In the following weeks, a roadmap with strategic measures to reposition from all-rounder to performer was developed, focusing on adaptation of industry-proven AI use cases, elimination of high-stakes use cases and experimental research cooperations and declaring automation of labor-intensive travel agency and customer support processes as high-leverage AI application areas.
At Western Rail, which was lacking clarity and focus of AI efforts, the performer archetype became not only a powerful template for sponsors to assess upcoming project ideas (“Will this investment make us more or less of a performer?”), it also became a vivid and practical rationale for helping leaders explain to staff why some projects were started and others postponed, giving orientation in everyday project work (“Would this AI assistant’s proposed functionality scope make agency shift planning cheaper and faster or introduce unjustified complexity?”).
Where AI strategy archetypes help most
AI strategy archetypes — as experience-grounded strategic blueprints — help those firms most that struggle with the early question: “Which AI approach is right for us?” At the same time, AI strategy archetypes are not AI strategy lite and certainly not AI strategy replacement. Instead, AI strategy archetypes help set a fruitful destination early on. In doing so, they can kickstart the development of a fleshed-out AI strategy that spells out how to get there.

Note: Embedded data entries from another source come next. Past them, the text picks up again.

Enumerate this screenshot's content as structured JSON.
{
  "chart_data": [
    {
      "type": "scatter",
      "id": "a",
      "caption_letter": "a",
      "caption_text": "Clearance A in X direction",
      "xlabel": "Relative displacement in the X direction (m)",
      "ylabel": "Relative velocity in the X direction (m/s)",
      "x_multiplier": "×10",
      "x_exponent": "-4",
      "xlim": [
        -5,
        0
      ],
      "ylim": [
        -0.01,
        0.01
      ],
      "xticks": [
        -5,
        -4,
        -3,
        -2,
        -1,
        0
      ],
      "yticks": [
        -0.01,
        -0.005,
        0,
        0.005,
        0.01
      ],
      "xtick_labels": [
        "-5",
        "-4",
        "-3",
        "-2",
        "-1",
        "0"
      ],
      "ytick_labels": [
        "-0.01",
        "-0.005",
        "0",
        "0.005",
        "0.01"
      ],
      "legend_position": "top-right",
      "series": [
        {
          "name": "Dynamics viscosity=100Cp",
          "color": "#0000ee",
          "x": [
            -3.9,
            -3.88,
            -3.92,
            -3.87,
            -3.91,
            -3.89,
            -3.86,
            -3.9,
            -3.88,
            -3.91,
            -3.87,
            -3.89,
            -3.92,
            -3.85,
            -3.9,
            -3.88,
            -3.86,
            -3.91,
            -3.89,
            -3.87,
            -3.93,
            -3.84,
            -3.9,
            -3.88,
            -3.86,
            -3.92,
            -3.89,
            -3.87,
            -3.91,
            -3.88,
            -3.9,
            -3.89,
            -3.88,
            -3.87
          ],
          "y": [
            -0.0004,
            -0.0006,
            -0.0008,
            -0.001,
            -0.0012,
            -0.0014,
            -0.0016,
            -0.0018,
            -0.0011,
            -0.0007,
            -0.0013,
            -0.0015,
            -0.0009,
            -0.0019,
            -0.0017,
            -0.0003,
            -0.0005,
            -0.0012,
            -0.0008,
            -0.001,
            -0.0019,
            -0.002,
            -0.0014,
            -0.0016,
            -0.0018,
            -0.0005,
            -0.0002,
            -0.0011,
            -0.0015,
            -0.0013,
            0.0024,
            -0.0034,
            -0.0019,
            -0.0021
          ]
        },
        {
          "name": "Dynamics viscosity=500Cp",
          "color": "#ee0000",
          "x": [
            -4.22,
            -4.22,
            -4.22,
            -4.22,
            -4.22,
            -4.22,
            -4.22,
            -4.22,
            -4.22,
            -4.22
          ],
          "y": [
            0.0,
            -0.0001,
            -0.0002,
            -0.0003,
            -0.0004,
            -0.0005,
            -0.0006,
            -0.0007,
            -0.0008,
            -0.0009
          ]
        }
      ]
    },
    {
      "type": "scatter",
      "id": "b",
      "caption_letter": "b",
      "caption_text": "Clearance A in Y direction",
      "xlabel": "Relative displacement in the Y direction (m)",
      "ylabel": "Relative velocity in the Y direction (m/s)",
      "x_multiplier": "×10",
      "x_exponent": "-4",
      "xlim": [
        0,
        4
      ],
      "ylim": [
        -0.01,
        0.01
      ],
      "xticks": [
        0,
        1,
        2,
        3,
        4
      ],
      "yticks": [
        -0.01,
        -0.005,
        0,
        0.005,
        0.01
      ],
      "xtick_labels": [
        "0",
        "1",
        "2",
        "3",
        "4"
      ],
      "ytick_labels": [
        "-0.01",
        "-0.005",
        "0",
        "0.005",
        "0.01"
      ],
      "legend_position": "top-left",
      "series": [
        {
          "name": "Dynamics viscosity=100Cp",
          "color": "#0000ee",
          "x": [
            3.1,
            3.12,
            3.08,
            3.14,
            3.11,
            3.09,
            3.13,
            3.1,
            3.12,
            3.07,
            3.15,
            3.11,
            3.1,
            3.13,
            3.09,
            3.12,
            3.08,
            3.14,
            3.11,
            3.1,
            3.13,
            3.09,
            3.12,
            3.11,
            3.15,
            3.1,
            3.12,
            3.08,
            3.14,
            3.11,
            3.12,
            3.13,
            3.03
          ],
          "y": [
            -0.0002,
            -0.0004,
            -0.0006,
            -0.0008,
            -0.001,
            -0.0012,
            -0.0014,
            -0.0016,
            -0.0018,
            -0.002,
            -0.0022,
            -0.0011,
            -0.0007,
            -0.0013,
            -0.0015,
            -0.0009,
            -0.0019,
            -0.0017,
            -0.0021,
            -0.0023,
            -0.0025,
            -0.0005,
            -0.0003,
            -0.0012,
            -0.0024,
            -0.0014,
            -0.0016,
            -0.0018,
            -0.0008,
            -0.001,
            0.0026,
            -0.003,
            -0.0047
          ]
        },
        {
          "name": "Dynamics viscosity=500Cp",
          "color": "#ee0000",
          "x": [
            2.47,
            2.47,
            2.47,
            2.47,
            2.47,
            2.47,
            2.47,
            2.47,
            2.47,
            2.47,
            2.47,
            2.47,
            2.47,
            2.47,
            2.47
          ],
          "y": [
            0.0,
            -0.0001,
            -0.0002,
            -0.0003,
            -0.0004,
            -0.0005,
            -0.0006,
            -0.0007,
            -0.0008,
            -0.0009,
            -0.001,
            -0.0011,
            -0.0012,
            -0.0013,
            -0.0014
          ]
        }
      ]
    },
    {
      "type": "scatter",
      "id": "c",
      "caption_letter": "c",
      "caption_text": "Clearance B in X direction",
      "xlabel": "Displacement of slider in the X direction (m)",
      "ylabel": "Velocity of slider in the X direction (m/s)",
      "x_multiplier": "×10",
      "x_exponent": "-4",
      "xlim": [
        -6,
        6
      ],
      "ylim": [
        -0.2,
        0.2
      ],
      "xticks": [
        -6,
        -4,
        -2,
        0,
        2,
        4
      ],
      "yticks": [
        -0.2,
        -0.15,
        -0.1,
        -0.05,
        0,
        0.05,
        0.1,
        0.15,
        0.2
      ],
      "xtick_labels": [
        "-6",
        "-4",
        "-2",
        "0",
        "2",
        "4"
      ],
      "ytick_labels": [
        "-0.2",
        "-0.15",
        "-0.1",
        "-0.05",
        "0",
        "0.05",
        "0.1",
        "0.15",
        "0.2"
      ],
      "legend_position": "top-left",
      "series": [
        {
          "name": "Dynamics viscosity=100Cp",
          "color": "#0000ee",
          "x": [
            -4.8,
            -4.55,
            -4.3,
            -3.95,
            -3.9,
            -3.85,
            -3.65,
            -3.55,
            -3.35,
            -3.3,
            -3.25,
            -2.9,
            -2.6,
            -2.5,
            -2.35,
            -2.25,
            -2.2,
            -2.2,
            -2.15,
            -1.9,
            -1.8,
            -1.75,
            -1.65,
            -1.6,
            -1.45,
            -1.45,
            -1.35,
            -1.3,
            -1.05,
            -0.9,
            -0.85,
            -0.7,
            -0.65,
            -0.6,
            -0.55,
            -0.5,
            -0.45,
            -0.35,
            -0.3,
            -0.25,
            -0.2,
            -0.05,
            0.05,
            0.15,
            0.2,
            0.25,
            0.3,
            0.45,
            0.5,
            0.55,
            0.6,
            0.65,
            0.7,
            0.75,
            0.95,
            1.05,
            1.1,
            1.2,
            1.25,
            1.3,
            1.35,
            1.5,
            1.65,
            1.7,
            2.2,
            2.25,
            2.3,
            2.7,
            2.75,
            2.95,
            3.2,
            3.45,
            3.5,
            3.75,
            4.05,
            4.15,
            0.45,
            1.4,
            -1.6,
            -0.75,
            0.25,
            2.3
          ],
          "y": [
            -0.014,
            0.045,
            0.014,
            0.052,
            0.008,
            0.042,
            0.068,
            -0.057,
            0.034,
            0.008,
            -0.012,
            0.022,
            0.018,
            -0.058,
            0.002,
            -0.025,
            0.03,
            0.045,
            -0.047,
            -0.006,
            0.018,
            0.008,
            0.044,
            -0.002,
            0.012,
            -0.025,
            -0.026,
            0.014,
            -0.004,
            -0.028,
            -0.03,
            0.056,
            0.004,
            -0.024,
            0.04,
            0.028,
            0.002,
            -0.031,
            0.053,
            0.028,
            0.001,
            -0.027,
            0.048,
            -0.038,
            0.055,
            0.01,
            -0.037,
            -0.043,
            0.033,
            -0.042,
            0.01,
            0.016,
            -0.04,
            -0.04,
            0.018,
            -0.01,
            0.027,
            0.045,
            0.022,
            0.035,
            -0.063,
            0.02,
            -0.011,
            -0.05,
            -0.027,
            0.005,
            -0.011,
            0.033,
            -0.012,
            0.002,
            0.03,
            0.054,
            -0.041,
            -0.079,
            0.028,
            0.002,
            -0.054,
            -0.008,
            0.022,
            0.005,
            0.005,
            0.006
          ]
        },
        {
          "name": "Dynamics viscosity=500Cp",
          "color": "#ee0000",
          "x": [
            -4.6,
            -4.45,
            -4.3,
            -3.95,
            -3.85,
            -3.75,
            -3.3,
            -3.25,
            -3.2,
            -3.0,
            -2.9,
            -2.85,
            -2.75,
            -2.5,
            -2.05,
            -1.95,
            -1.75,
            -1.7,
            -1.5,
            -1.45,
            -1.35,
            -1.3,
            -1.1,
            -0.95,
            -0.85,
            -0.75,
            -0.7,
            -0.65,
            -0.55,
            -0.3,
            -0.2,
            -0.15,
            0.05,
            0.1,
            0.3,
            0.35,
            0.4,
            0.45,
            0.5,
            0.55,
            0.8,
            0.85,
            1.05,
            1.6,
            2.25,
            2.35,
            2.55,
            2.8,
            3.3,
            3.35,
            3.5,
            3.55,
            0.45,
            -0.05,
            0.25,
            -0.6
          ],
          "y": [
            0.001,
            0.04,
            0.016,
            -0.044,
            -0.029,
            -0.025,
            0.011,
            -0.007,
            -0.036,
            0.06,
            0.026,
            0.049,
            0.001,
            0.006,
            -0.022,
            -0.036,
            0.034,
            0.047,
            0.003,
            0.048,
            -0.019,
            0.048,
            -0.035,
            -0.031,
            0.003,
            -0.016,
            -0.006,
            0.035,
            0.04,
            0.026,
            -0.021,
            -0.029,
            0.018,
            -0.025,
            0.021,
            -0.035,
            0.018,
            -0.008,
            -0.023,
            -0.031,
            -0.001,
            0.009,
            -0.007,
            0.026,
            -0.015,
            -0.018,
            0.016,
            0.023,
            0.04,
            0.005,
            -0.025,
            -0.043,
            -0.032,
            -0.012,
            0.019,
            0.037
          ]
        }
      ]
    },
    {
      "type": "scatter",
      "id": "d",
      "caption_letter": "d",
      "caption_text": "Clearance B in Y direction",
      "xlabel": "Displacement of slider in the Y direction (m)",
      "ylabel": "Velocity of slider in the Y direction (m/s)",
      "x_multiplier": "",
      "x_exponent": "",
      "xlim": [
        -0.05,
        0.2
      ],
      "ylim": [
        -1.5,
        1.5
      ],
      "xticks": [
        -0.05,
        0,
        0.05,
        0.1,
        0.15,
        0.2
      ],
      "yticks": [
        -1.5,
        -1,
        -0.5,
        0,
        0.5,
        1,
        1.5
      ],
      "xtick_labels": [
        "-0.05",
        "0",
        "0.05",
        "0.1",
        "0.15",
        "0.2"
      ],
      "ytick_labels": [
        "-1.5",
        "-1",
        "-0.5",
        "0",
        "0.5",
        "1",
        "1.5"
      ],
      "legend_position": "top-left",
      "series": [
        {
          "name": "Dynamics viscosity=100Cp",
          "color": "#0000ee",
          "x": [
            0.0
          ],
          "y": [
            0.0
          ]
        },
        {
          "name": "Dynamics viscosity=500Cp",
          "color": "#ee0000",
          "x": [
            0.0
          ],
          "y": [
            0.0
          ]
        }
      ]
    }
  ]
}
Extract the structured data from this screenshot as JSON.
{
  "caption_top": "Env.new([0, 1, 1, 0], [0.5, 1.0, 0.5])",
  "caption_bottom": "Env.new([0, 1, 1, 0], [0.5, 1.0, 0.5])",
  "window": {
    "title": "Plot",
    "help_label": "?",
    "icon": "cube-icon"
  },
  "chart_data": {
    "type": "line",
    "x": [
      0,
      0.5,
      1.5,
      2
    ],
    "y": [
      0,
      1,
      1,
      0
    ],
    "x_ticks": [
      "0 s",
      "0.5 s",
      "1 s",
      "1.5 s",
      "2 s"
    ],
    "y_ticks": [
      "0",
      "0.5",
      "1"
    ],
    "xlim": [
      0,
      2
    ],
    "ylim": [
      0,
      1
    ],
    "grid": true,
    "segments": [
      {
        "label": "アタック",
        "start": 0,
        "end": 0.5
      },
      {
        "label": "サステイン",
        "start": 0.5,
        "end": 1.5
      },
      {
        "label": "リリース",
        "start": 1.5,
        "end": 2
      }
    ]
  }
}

While designed with the development of an AI stance for one business unit in mind, the AI strategy archetype framework is also applicable to business unit portfolios. Where different business units have different value creation approaches and risk tolerances, one unit may adapt the performer archetype, while another might need to become an innovator. In any case, each business unit will best be served by having its own dedicated strategy dialogue.
AI strategy archetypes act as a navigation system for AI starters, telling CIOs and other leaders where to look first for AI use cases in their firms and how to clarify the level of acceptable risk. With that, archetypes are a powerful tool that can disentangle organizations’ emerging AI strategy dialogue.